Tearing my ACL taught me a lot about myself. I learned how important it is to me to be an athlete, and that the thought of losing my sport almost changed who I am, or at least who I thought I should be. I learned that a sports injury isn’t just felt physically, but mentally, every damn day. I never thought I’d be the type to give up on myself, but I know that for a period of my recovery that I did. I really wish that I had a bunch of positives to take away from the experience, but I don’t. I still resent hearing the words ‘good job’ and I will always shudder to think about the person I became when things got hard.
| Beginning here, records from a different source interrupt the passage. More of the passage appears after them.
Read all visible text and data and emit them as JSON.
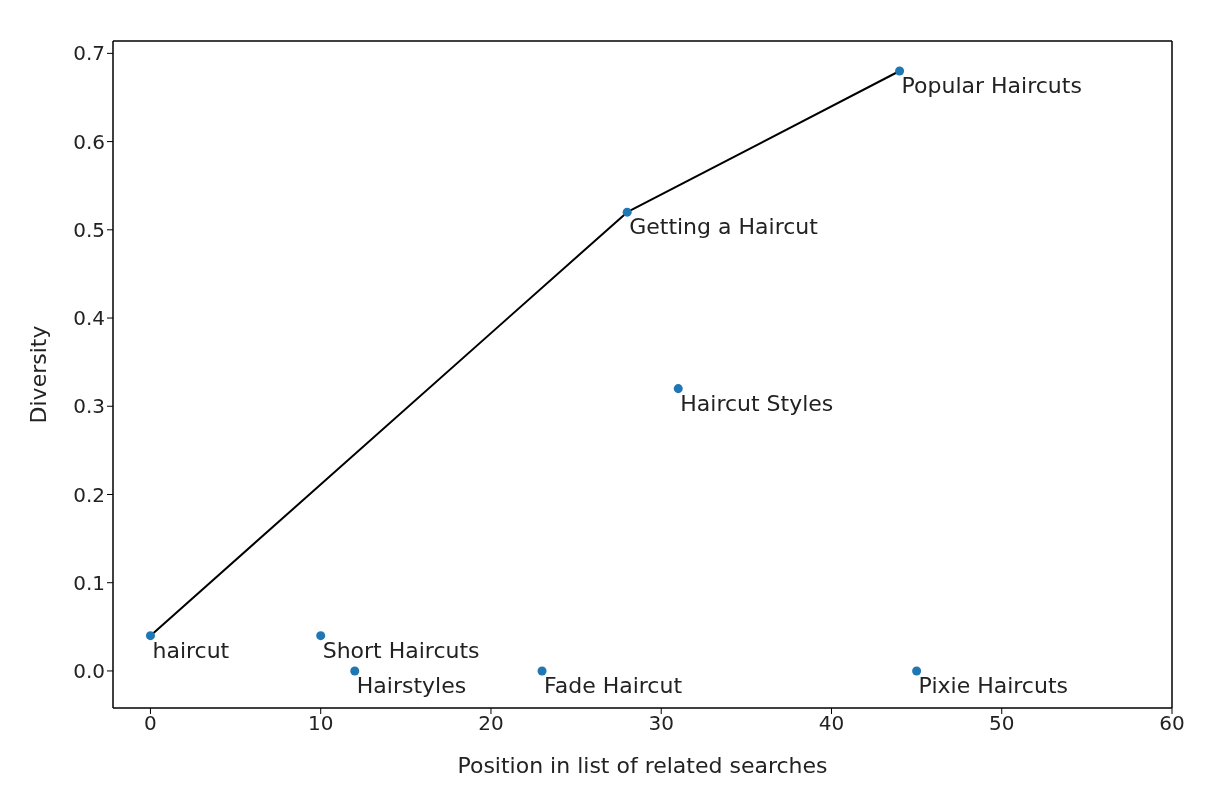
{
  "chart_data": {
    "type": "scatter",
    "xlabel": "Position in list of related searches",
    "ylabel": "Diversity",
    "xlim": [
      -2.2,
      60
    ],
    "xticks": [
      0,
      10,
      20,
      30,
      40,
      50,
      60
    ],
    "ylim": [
      -0.042,
      0.714
    ],
    "yticks": [
      {
        "value": 0,
        "label": "0.0"
      },
      0.1,
      0.2,
      0.3,
      0.4,
      0.5,
      0.6,
      0.7
    ],
    "grid": false,
    "marker": "circle",
    "series": [
      {
        "color": "#1f77b4",
        "x": [
          0,
          10,
          12,
          23,
          28,
          31,
          44,
          45
        ],
        "values": [
          0.04,
          0.04,
          0,
          0,
          0.52,
          0.32,
          0.68,
          0
        ]
      },
      {
        "type": "line",
        "color": "#000000",
        "line_style": "solid",
        "marker": "none",
        "x": [
          0,
          28,
          44
        ],
        "values": [
          0.04,
          0.52,
          0.68
        ]
      }
    ],
    "annotations": [
      {
        "text": "haircut",
        "x": 0,
        "y": 0.04
      },
      {
        "text": "Short Haircuts",
        "x": 10,
        "y": 0.04
      },
      {
        "text": "Hairstyles",
        "x": 12,
        "y": 0
      },
      {
        "text": "Fade Haircut",
        "x": 23,
        "y": 0
      },
      {
        "text": "Getting a Haircut",
        "x": 28,
        "y": 0.52
      },
      {
        "text": "Haircut Styles",
        "x": 31,
        "y": 0.32
      },
      {
        "text": "Popular Haircuts",
        "x": 44,
        "y": 0.68
      },
      {
        "text": "Pixie Haircuts",
        "x": 45,
        "y": 0
      }
    ]
  }
}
I know now not to take my good health (physical and mental) for granted, and as a side effect I think I’ll always cringe when I see someone doing anything that could result in knee injury, but I know that it’s important to remember how you got to where you are, even if it was the worst thirteen months of your life.

Because one moment you’re ready to give up completely, feeling as though you haven’t made any improvements, and the next you’re running, and jumping, and tackling and you feel better than you have before. And in that moment, you’re going to thank yourself for choosing to have surgery, and sticking with your absolutely exhausting recovery process. It’s been four months since I was cleared to play, and everything I’ve just written about seems like it happened a lifetime ago. Though I wouldn’t recommend the experience, I know I’m better/faster/stronger for it.